DisplayLink is a clever company with some slick technology. They can connect a TV or computer monitor to a USB port, and deliver the image across the connection. Actually, they came up with the technology and the chips that do the magic, but then they let other companies build the computer monitors or adapter devices that can actually make the connection. You can find out more about these products at their Web site at www.displaylink.com.
But what caught my eye was their announcement yesterday of their new DL-3000 and DL-1000 single chip solutions for the new, high-speed USB 3.0 connections. Backwards compatible with USB 2.0, the device can make a high-speed bidirectional connection between a signal source and a display. It can connect using a digital HDMI connector or an analog VGA connector. Or it can connect over a gigabit Ethernet cable connection. With Ethernet, it can simultaneously send the high definition images as well as interactive data such as streaming content from the Internet or “zero client” sharing of a computer processor and its resources. And if the display’s power requirements are low enough, it can be powered by the USB connection. (There were two such prototype computer monitors on display at the Society for Information Display conference last May in Seattle.) This means that a single USB or Ethernet cable can carry all the data and power needed for a computer monitor or television.

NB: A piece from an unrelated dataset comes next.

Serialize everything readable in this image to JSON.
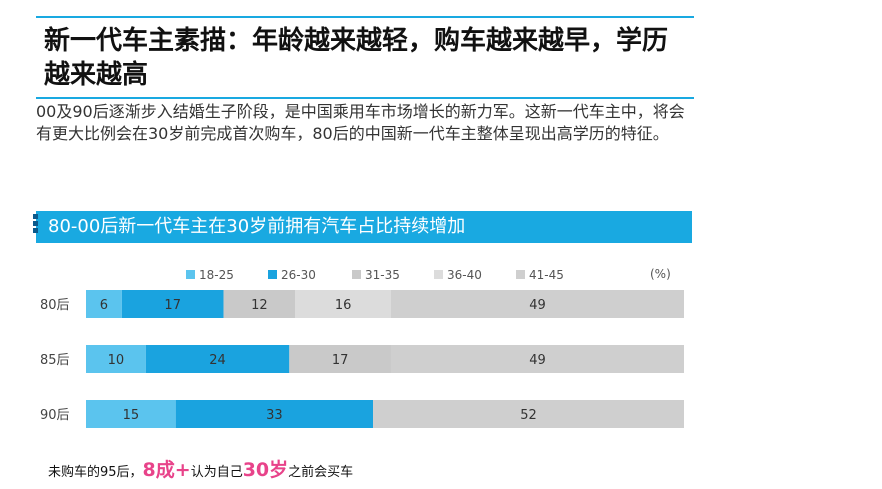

The system can support two displays with a single chip, and can handle 3D images and HDCP for protected content. It can work with VGA, DVI, HDMI, and DisplayPort connections. It can even handle multi-channel audio streams along with everything else. You don’t need a graphics adapter when you use this interface, and the display can be supported with just a single, thin cable. This could lead to new designs for desktop computers, notebook docking stations, portable media devices, and much more.